89th Legislature

HB 4738

Overall Vote Recommendation
Yes
Principle Criteria
Free Enterprise
Property Rights
Personal Responsibility
Limited Government
Individual Liberty
Digest
HB 4738 seeks to eliminate the requirement that lenders remit a portion of administrative fees collected on certain consumer loans to the Texas Comptroller. Currently, lenders collecting administrative fees on loans under Subchapter E, Chapter 342 of the Texas Finance Code must remit $1 (for larger loans) or $0.50 (for smaller loans) per transaction to the comptroller. These remittances fund the operations of the Finance Commission of Texas under Section 11.3055 of the Finance Code.

The bill amends two specific sections of the Finance Code, §342.201(f) and §342.308(c), to strike the language authorizing these remittances. While it maintains the structure allowing lenders to charge administrative fees (up to $25 for loans over $1,000 and $20 for loans of $1,000 or less), it removes the state’s role in collecting a portion of those fees. The fees remain non-refundable and not considered interest, and existing limitations on how often a fee can be charged still apply.

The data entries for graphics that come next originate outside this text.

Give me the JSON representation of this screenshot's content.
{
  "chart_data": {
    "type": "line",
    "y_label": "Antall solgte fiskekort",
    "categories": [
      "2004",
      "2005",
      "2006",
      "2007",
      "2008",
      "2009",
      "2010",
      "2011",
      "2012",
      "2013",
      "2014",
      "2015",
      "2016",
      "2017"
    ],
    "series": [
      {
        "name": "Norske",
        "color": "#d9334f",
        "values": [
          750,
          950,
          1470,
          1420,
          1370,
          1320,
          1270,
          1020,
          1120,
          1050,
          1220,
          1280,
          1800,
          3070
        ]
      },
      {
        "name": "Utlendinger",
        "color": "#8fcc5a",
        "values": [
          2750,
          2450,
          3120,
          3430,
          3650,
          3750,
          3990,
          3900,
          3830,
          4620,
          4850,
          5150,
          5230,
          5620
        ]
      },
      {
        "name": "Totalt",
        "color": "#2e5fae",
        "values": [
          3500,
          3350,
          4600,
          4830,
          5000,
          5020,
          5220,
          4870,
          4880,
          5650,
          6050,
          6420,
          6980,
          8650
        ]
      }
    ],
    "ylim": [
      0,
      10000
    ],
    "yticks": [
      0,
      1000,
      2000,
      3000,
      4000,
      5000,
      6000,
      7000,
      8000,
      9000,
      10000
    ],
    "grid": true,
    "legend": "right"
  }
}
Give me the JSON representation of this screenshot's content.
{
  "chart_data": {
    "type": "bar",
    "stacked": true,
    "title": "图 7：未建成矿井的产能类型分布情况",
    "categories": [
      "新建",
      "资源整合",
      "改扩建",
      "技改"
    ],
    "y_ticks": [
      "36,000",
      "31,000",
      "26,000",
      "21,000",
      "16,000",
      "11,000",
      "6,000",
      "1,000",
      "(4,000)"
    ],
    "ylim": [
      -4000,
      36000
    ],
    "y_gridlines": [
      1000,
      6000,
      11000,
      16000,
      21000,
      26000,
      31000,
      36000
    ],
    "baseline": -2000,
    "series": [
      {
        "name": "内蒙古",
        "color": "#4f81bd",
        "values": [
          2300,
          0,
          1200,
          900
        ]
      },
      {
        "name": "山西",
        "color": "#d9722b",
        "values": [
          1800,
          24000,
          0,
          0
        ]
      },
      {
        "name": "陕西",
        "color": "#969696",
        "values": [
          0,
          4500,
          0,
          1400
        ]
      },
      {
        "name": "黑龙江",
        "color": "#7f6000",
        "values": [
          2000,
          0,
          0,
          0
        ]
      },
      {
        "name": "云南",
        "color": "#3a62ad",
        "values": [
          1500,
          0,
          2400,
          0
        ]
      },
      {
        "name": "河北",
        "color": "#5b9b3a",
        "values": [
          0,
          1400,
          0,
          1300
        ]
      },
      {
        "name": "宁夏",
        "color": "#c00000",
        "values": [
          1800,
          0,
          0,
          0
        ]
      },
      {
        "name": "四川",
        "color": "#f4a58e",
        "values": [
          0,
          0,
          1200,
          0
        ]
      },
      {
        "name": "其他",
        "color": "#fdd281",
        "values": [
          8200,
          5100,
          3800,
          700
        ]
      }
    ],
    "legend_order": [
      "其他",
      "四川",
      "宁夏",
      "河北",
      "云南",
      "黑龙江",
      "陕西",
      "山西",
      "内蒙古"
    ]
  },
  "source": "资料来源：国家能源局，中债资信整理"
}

Importantly, HB 4738 includes a savings provision to ensure that any tax liabilities accrued prior to the bill’s effective date of January 1, 2026, are preserved under current law. This means lenders and the state must still comply with the remittance requirements for transactions made before that date. After that point, however, lenders retain the full administrative fee without remitting any portion to the state.
Author
Charlie Geren
Sponsor
Judith Zaffirini
Fiscal Notes

According to the Legislative Budget Board (LBB), HB 4738 would eliminate the statutory requirement that lenders remit a portion of loan administrative fees to the Texas Comptroller. Currently, financial institutions collecting these fees must remit $1 per non–real property loan and $0.50 per secondary mortgage loan to the Comptroller. These funds are used to support the responsibilities of the Finance Commission under Section 11.3055 of the Finance Code.

The removal of this remittance requirement is not expected to have a significant fiscal impact on the state. While the bill would reduce the amount of fee revenue flowing to the Comptroller, the historical volume of these remittances is not large enough to cause a meaningful budgetary disruption. Thus, any loss of revenue is considered minimal and manageable within the existing state budget framework.

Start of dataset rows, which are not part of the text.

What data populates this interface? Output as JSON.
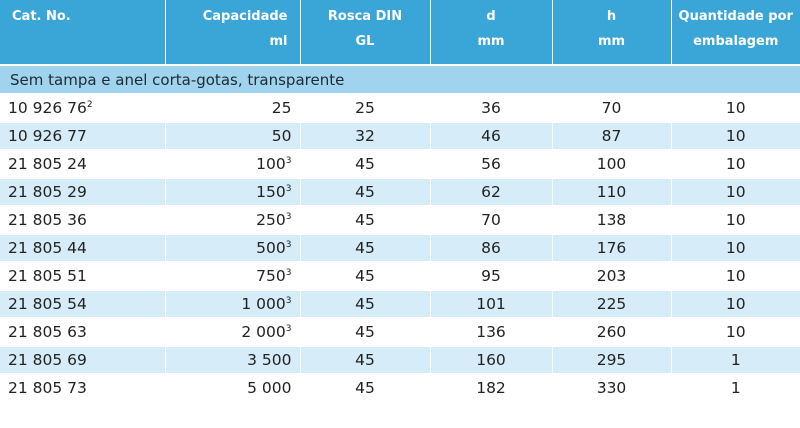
{
  "headers": {
    "cat_no": "Cat. No.",
    "capacidade": "Capacidade",
    "capacidade_unit": "ml",
    "rosca": "Rosca DIN",
    "rosca_unit": "GL",
    "d": "d",
    "d_unit": "mm",
    "h": "h",
    "h_unit": "mm",
    "quantidade": "Quantidade por",
    "quantidade_unit": "embalagem"
  },
  "section_title": "Sem tampa e anel corta-gotas, transparente",
  "rows": [
    {
      "cat": "10 926 76",
      "cat_sup": "2",
      "cap": "25",
      "cap_sup": "",
      "rosca": "25",
      "d": "36",
      "h": "70",
      "qty": "10"
    },
    {
      "cat": "10 926 77",
      "cat_sup": "",
      "cap": "50",
      "cap_sup": "",
      "rosca": "32",
      "d": "46",
      "h": "87",
      "qty": "10"
    },
    {
      "cat": "21 805 24",
      "cat_sup": "",
      "cap": "100",
      "cap_sup": "3",
      "rosca": "45",
      "d": "56",
      "h": "100",
      "qty": "10"
    },
    {
      "cat": "21 805 29",
      "cat_sup": "",
      "cap": "150",
      "cap_sup": "3",
      "rosca": "45",
      "d": "62",
      "h": "110",
      "qty": "10"
    },
    {
      "cat": "21 805 36",
      "cat_sup": "",
      "cap": "250",
      "cap_sup": "3",
      "rosca": "45",
      "d": "70",
      "h": "138",
      "qty": "10"
    },
    {
      "cat": "21 805 44",
      "cat_sup": "",
      "cap": "500",
      "cap_sup": "3",
      "rosca": "45",
      "d": "86",
      "h": "176",
      "qty": "10"
    },
    {
      "cat": "21 805 51",
      "cat_sup": "",
      "cap": "750",
      "cap_sup": "3",
      "rosca": "45",
      "d": "95",
      "h": "203",
      "qty": "10"
    },
    {
      "cat": "21 805 54",
      "cat_sup": "",
      "cap": "1 000",
      "cap_sup": "3",
      "rosca": "45",
      "d": "101",
      "h": "225",
      "qty": "10"
    },
    {
      "cat": "21 805 63",
      "cat_sup": "",
      "cap": "2 000",
      "cap_sup": "3",
      "rosca": "45",
      "d": "136",
      "h": "260",
      "qty": "10"
    },
    {
      "cat": "21 805 69",
      "cat_sup": "",
      "cap": "3 500",
      "cap_sup": "",
      "rosca": "45",
      "d": "160",
      "h": "295",
      "qty": "1"
    },
    {
      "cat": "21 805 73",
      "cat_sup": "",
      "cap": "5 000",
      "cap_sup": "",
      "rosca": "45",
      "d": "182",
      "h": "330",
      "qty": "1"
    }
  ],
  "colors": {
    "header_bg": "#3aa6d8",
    "section_bg": "#9fd3ee",
    "stripe_bg": "#d6ecf8"
  }
}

Additionally, there are no anticipated fiscal implications for local governments. The bill solely affects the state-level financial structure related to the Finance Commission’s funding mechanism and does not impose new duties or costs on local entities. Overall, while the bill eliminates a minor revenue source for the state, its fiscal impact is expected to be negligible.

Vote Recommendation Notes

HB 4738 presents a straightforward deregulatory measure that eliminates the requirement for lenders to remit a portion of administrative fees to the comptroller for deposit into funds supporting the Finance Commission of Texas. Specifically, it removes the statutory obligation to remit $1 from each non-real property loan administrative fee and $0.50 from each secondary mortgage loan administrative fee. The bill reflects a policy shift in light of the Finance Commission’s status as a self-directed, semi-independent agency since 2009, which no longer relies on state appropriations and receives only minimal revenue from these fee remittances.

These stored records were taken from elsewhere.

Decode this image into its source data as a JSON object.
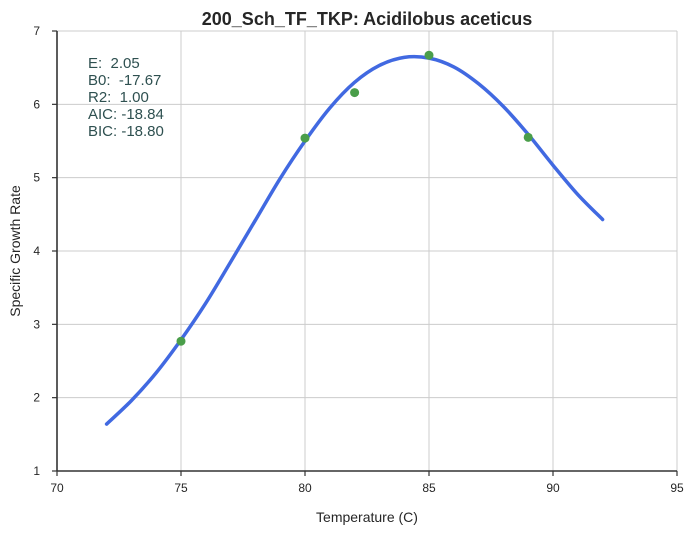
{
  "chart_data": {
    "type": "scatter",
    "title": "200_Sch_TF_TKP: Acidilobus aceticus",
    "xlabel": "Temperature (C)",
    "ylabel": "Specific Growth Rate",
    "xlim": [
      70,
      95
    ],
    "ylim": [
      1,
      7
    ],
    "xticks": [
      70,
      75,
      80,
      85,
      90,
      95
    ],
    "yticks": [
      1,
      2,
      3,
      4,
      5,
      6,
      7
    ],
    "grid": true,
    "series": [
      {
        "kind": "scatter",
        "color": "#4a9e4a",
        "x": [
          75,
          80,
          82,
          85,
          89
        ],
        "y": [
          2.77,
          5.54,
          6.16,
          6.67,
          5.55
        ]
      },
      {
        "kind": "line",
        "color": "#4169e1",
        "x": [
          72,
          73,
          74,
          75,
          76,
          77,
          78,
          79,
          80,
          81,
          82,
          83,
          84,
          85,
          86,
          87,
          88,
          89,
          90,
          91,
          92
        ],
        "y": [
          1.64,
          1.96,
          2.34,
          2.79,
          3.29,
          3.85,
          4.42,
          4.99,
          5.5,
          5.95,
          6.3,
          6.53,
          6.64,
          6.63,
          6.51,
          6.28,
          5.97,
          5.59,
          5.17,
          4.77,
          4.43
        ]
      }
    ],
    "annotations": [
      "E:  2.05",
      "B0:  -17.67",
      "R2:  1.00",
      "AIC: -18.84",
      "BIC: -18.80"
    ]
  }
}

From a liberty-oriented perspective, the bill aligns well with principles of limited government and free enterprise. It eliminates a relatively obscure and functionally obsolete remittance requirement, thereby reducing government intervention in private lending transactions without compromising consumer protections. The bill allows lenders to retain the full amount of administrative fees, potentially reducing regulatory compliance costs and contributing to greater operational flexibility. By simplifying the fee structure and removing administrative overhead, the legislation promotes efficiency in government and in the regulated financial services sector.

Additionally, fiscal analyses indicate that the change would not result in a significant loss of revenue to the state, as the current remittances are minimal and no longer integral to the operation of the Finance Commission. There is also no anticipated impact on local governments. The bill does not create or modify any criminal offenses, nor does it expand rulemaking authority, making it a narrow and targeted reform.

In sum, HB 4738 is a modest but meaningful improvement in regulatory policy. It removes an outdated funding mechanism without generating fiscal, administrative, or legal complications. It enhances administrative clarity, upholds fiscal responsibility, and aligns with the core values of a restrained and efficient government. For these reasons, Texas Policy Research recommends that lawmakers vote YES on HB 4738.

  • Individual Liberty: By removing this fee remittance requirement, the bill reduces indirect regulatory burdens that often get passed on to consumers. Administrative fees, while capped, still influence loan pricing and accessibility. Though the bill does not directly alter loan terms for borrowers, limiting state-imposed costs on private transactions helps protect individuals’ freedom to enter into financial agreements without the state siphoning funds through embedded fees.
  • Personal Responsibility: The bill does not shift any moral or legal responsibility from individuals to the state. Borrowers and lenders remain accountable for fulfilling the terms of their loan agreements. However, it subtly reinforces the notion that voluntary contracts between private parties should not be distorted or monetized by the state, thus preserving the integrity of personal responsibility in financial decision-making.
  • Free Enterprise: The bill promotes free enterprise by removing a regulatory cost imposed on lenders that served no consumer protection function. The Finance Commission no longer relies on this funding stream, and maintaining it only added compliance costs and administrative friction for lenders. Removing the remittance requirement allows market actors to retain the full administrative fee, freeing resources that can be reinvested in operations, services, or passed back to consumers in competitive pricing.
  • Private Property Rights: By ensuring that lenders retain full control over the administrative fees they charge (within statutory limits), the bill upholds the principle that private actors should control the proceeds of their services unless a compelling justification exists for state intervention. The now-removed remittance amounted to a mandated diversion of private revenue for regulatory purposes, which, though minor in scale, contravened this principle.
  • Limited Government: This bill is a textbook example of reducing the scope of government to its essential functions. The Finance Commission, being self-directed and semi-independent, no longer requires this revenue, and thus continuing to collect it would reflect unnecessary state overreach. The bill ensures that the government does not perpetuate obsolete funding mechanisms simply out of institutional inertia, thereby trimming back the size and footprint of state bureaucracy.